The Daily Observer reporter who visited some project sites as well as some public buildings, did not observe any development being implemented.

The county’s leading public high school, Cape Palmers High, now lies in ruins, leaving the school to run its academic activities from an abandoned barrack previously manned by United Nations Mission in Liberia (UNMIL) personnel, somewhere near the sports stadium.

Some of the county’s contractors told the Daily Obsever that they were yet to receive their contract fees after they were advised to pre–finance some of the county’s projects.

Gabriel Tarpeh, Chief Execitive Officer (CEO) of Gab Mark Construction Company, expressed frustration over the entire situation. He said since he was hired to renovate the sports stadium, he is yet to receive part of the money since the work started, as per the agreement.

In a follow up to his statement on Tuesday, November 23, Mr. Tarpeh said via mobile phone that the first check the county administration issued to him as part payment for his work was outdated, “therefore the Ecobank branch in Pleebo City rejected it.”

The elected officers of the Project Management Committee (PMC), responsible to steer the affairs related to the implementation of projects in the county, are still not fully empowered to operate effectively.

“Since I was elected as comptroller, the county leadership is yet to turn a single document over to me. There is no office space and no documents that resemble bank transactions,” said Lee Newton, Comptroller, PMC. “It is yet to be established whether there is any money for development in the county’s coffers, and nobody cares to provide any clarity.”

In other counties, for example Nimba and Bong, the PMC has all the logistical support, including cars and well equipped offices, and is responsible for all financial transactions regarding the development projects, something Mr. Newton said is not the case in Maryland County.

Confused residents are worried about the purchase of yellow machines to rehabilitate feeder roads that they say was unilaterally done in the absence of a county sitting.

Otis A. Turay of the New Creation Business Center in Harper told this newspaper via mobile phone that the local government owed him huge sums of United States dollars for goods he supplied to them to renovate the stadium, construct the commissioner’s compound in Harper and other places in the county as well as to construct a mini bridge to link Harper City Center to New Kru Town community.

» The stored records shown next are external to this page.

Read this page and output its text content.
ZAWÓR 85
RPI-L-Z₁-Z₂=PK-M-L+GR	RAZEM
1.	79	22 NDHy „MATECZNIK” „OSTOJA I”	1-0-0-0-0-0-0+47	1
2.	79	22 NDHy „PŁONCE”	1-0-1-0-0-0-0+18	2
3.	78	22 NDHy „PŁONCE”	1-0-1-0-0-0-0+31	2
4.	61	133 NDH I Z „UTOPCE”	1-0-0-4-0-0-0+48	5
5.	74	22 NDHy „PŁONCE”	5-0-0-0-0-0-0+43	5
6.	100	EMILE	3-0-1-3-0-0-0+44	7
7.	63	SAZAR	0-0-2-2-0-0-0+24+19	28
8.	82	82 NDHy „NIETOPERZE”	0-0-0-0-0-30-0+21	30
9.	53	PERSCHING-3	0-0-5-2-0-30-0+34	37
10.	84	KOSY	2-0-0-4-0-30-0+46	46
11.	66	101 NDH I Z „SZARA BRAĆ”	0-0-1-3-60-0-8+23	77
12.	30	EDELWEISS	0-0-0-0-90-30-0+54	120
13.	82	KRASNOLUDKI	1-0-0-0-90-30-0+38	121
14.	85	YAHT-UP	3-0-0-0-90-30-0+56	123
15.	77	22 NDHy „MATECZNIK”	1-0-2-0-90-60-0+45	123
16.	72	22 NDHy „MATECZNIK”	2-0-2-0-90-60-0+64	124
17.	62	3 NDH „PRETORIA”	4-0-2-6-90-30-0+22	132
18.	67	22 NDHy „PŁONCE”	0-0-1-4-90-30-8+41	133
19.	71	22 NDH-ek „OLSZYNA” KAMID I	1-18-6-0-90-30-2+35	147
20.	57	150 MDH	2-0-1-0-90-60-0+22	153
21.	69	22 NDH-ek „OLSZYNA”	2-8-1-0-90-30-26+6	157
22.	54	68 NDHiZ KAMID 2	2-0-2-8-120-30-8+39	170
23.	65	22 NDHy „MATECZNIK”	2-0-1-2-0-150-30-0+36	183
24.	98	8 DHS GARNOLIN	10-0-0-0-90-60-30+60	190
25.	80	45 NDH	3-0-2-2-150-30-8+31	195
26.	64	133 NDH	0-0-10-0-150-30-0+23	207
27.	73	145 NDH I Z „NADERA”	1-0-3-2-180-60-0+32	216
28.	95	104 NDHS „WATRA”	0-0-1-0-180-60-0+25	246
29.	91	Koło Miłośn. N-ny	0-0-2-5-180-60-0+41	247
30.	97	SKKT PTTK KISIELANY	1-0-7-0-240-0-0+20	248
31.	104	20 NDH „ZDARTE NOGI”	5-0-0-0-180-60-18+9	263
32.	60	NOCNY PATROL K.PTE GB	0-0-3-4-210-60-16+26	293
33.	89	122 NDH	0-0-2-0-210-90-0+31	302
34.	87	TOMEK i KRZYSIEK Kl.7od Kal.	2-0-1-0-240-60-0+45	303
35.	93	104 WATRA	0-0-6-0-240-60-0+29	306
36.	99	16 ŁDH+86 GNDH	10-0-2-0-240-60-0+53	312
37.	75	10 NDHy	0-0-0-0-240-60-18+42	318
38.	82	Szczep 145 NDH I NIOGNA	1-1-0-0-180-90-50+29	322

However, County Superintendent Betsy T. Kuoh –Toe in an interview a week ago could not provide details on the allegations levelled against the local administration regarding the amount owed the contractors. She could only relay that the local government has completed many projects in the county.

It is not clear whether the completed projects were done unilaterally or through the county council and its PMC. However, Supt. Toe said the county council did not allot any operational budget to run the PMC, neither were they allotted money for allowances or vehicle repair and other such requirements.